Итак, вполне ясно, что племя древнее рода, тем не менее особое внимание к роду знаменательно. Если в древности основное внимание обращено на результат, на плод – т. е. на племя, позже более важной становится идея рождения и возобновления племени, важен процесс, действие, а не его результат. Племя – плод, результат, оно и существует только благодаря роду, обожествленному до степени Рода. Последовательная смена племен и родов дает поколения, все новые колена людей, которые растут, охватывают все более широкие группы прежде вовсе не общего рода, может быть, и не одного племени, но – одного поколения и общей судьбы. Это очень важное изменение в сознании произошло в историческое время. Понятие рода как движения во времени – важная точка отсчета в новой славянской культуре. Замкнутость древнего племени сменяется динамикой рода.
В этом смысле Род – предки и потомки вместе, данные нисходящим образом, но в единстве, потому что предки порождают потомков. В летописи XV в. приведены слова Ивана III о предке своем Всеволоде Большое Гнездо (жившем в конце XII в.): «А от того великого князя да иже до мене род их: мы владҍем вами» (Пов. моск., с. 380); род здесь – потомки. Епифаний Премудрый в XIV в. сокрушался: «Аще ли не написана будут [жития святых] памяти ради, то изыдет ис памяти и въ прҍходящаа лҍта и преминующимъ родом удобь сиа забвена будут» (Жит. Стеф. Перм., с. 1); здесь роды – поколения, сменяющиеся во времени.
Последовательность изменения можно установить и на основе грамматических форм слова. Сҍмя и племя древнее слова родъ, поскольку класс имен, к которым относятся первые два, является древнейшим. Эти слова выражают исконный круг представлений о человеческом роде, полностью соответствующий идее продолжения рода в живом мире. Семя, с одной стороны, и племя, плод – с другой, – вот причинно-следственная связь, как ее, весьма конкретно, понимали скотоводы.

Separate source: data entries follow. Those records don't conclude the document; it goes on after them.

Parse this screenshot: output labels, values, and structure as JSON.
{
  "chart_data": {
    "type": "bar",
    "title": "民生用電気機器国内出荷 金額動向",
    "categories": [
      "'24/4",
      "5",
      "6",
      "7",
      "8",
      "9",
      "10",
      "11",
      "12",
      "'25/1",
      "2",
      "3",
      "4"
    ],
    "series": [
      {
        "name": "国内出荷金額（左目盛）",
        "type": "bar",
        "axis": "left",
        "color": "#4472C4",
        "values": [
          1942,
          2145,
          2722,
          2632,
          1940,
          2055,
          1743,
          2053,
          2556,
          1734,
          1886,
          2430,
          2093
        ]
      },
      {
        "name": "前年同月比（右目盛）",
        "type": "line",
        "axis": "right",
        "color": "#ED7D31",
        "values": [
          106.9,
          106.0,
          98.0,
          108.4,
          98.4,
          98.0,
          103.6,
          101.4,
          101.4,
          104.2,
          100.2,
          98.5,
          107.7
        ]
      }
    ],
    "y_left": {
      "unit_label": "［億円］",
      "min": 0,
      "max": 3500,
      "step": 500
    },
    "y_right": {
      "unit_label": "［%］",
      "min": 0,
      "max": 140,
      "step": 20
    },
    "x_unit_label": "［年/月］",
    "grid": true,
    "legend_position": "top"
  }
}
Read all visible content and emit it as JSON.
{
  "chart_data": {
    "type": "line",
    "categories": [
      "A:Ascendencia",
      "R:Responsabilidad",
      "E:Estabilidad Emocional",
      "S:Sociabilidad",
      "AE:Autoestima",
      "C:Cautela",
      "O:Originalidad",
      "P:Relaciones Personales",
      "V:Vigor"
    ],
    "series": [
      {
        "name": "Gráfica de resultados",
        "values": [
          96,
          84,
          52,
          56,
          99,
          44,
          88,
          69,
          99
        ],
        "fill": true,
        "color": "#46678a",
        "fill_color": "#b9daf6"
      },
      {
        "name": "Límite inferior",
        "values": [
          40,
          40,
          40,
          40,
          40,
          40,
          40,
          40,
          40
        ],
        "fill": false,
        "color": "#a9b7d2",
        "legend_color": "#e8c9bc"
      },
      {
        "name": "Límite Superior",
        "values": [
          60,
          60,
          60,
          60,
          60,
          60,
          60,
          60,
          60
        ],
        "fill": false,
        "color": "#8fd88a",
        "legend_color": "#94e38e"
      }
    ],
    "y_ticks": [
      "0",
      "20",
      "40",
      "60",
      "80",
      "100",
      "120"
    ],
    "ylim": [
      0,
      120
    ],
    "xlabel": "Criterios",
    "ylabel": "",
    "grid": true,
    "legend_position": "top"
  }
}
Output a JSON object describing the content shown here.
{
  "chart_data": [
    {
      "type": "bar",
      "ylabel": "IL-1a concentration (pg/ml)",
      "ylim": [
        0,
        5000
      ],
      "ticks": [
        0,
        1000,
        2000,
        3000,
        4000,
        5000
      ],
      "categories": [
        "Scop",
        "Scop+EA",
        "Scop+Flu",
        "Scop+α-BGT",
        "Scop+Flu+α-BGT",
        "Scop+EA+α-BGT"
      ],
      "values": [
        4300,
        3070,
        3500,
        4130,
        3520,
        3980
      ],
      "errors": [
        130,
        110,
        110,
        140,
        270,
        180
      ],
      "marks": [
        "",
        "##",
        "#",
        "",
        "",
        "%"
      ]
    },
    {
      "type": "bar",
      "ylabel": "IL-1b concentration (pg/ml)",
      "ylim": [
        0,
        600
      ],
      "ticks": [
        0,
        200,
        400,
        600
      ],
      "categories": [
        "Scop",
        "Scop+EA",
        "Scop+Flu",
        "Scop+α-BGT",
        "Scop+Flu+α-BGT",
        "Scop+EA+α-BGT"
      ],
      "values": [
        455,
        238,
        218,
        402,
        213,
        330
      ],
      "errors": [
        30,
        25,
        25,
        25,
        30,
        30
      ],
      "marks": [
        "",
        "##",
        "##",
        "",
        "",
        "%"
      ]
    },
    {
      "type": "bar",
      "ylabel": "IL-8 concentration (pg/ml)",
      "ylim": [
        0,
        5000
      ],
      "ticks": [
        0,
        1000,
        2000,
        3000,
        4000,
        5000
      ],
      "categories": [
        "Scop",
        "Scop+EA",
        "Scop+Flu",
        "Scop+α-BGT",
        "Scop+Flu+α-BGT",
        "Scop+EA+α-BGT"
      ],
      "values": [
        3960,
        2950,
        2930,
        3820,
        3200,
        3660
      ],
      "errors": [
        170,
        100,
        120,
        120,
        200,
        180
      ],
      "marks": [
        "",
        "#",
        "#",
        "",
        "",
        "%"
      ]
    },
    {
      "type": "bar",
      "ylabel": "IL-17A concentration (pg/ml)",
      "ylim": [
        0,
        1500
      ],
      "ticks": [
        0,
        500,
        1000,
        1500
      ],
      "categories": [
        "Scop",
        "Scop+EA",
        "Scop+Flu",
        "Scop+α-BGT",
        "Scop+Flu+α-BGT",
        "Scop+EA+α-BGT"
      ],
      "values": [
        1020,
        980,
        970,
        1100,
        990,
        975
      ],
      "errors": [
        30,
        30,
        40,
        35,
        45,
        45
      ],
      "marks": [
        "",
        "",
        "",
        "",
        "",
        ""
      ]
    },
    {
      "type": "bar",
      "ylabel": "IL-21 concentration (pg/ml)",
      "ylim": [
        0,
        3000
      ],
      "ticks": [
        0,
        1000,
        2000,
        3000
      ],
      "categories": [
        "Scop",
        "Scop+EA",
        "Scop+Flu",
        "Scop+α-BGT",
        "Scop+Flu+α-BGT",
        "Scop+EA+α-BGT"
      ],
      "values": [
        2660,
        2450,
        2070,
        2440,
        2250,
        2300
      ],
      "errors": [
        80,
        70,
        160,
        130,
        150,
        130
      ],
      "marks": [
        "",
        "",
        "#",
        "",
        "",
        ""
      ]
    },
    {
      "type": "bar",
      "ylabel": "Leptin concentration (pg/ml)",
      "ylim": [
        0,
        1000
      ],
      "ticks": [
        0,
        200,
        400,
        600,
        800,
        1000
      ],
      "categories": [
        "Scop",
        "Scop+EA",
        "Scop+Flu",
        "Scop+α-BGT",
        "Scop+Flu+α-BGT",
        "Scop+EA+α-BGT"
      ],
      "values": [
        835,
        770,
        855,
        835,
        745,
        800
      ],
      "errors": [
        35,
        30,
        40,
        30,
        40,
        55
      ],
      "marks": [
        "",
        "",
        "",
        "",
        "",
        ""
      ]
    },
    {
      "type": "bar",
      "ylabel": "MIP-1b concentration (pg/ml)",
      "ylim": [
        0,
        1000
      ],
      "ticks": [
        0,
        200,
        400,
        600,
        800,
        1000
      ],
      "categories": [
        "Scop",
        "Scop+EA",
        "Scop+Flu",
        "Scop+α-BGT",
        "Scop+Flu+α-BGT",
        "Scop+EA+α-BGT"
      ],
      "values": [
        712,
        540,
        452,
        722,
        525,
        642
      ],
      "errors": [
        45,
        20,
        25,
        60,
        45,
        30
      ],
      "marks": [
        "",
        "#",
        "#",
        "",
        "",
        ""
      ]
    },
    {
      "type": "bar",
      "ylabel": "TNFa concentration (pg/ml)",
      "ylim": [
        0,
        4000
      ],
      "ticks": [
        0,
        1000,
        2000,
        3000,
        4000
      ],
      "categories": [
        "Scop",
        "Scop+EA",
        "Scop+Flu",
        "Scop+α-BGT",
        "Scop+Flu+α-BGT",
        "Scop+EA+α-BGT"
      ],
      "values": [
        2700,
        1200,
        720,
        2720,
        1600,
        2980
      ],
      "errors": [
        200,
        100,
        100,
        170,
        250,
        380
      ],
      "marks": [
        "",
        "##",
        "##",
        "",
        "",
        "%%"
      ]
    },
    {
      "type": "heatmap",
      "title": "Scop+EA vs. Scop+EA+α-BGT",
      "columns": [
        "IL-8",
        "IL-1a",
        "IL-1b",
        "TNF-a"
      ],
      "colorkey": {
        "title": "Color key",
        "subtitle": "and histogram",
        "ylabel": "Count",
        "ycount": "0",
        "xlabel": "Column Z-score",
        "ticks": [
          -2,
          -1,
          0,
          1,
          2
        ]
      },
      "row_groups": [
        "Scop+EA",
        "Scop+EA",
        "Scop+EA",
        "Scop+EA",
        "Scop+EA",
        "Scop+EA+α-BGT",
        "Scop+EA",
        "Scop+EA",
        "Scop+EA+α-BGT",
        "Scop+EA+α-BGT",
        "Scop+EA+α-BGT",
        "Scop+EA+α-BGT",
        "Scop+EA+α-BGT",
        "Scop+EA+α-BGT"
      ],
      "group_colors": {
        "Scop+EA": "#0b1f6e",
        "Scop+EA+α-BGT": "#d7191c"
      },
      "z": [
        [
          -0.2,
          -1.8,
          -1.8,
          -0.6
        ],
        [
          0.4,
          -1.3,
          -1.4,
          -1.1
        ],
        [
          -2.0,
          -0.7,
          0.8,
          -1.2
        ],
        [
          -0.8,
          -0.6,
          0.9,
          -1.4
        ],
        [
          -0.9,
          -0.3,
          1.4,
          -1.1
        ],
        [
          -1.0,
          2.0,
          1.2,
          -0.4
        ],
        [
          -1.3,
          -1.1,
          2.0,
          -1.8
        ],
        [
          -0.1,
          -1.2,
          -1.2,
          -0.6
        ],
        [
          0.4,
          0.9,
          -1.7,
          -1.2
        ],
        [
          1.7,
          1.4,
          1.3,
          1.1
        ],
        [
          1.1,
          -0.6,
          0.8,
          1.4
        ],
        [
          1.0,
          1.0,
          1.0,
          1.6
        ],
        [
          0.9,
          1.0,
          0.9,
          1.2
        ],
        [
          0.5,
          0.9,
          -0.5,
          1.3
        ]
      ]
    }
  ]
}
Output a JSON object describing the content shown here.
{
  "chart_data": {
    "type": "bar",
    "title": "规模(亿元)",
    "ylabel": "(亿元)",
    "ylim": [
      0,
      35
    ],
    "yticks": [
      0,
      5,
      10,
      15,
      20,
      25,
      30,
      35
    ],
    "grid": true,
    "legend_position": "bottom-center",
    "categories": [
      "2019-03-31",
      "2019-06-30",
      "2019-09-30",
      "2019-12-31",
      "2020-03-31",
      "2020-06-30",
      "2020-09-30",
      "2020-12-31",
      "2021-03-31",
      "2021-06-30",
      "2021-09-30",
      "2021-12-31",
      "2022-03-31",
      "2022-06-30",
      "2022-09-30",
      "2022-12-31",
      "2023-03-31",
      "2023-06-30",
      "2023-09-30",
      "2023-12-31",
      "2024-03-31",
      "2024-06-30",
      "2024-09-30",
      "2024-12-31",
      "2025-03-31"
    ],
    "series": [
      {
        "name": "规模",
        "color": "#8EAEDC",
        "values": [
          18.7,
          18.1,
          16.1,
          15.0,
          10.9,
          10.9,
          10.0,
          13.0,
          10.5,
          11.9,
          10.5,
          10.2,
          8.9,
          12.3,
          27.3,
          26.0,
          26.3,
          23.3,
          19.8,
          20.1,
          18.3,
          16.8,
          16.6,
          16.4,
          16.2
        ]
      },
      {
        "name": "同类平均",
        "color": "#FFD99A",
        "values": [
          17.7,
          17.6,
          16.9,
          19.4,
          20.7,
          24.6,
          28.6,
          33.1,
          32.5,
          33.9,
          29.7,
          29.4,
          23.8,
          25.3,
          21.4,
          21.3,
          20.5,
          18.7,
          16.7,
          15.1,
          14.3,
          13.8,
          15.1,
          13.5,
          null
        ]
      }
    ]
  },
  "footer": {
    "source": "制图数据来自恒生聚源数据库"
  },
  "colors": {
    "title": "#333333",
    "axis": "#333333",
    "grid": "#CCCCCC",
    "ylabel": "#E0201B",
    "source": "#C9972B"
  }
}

Родъ и плодъ также известны с незапамятных времен, ибо относятся к архаическому типу склонения с основой на *ŭ. Имен этого типа сохранилось в славянских языках не так много, но все же они отражают уже совершенно иное представление о продолжении рода: плод рождается, и в этом заключается смысл действия. Как порожденное, плод – уже и не племя. Соответствующее модели животного мира представление «семя – племя-плод» не удовлетворяло людей новой общественной формации. Для земледельца рождение зерна становится важным хозяйственным актом, и потому-то на первый план выходят два новых – отглагольных – имени: родъ и плодъ. Глагольность этих образований ощущается постоянно; указание на действие, на процесс, всегда присутствует в любом сообщении о роде. В этом, пожалуй, самое важное отличие слова родъ от слова сҍмя: «семя» – предметно, «род» – движение.
Слов, образованных от сҍмя, племя с помощью приставок почти нет; от существительного родъ таких слов много, и это лучше всего доказывает, что в глубинном значении корня сохранялась (глагольная по существу) идея действия, продолжения, развития. Самыми древними из приставочных слов были народъ, неродъ, уродъ, сродье, они встречаются уже в старославянских текстах и доныне известны многим славянам.
На-родъ – то, что народилось, собралось в роде и представляет собой совокупность ныне живущего рода, т. е. ‘толпа, сборище, стадо’. В русских народных говорах до недавнего времени известно было такое выражение об общем деревенском стаде животных: «народ пошел».
Не-родъ обозначает того, кто не радеет об общем благе рода, – беспечного или небрежного человека: живет в роду, но относится к нему свысока. «Нҍсть ему спасения – еще ли кого изгубишь лҍностью и неродьствомъ» (Поуч. свящ., с. 108); это бесчувственность, беспечность, бесчиние, которые выбивают человека из размеренного течения родовой жизни. Порицая одного своего современника, Кирилл Туровский сказал (это XII в.): другие порокам бывают подвержены, как псы и скоты, «ты же неродьствомъ себе приносъ съдҍ», т. е. в бесчинстве себя загубил.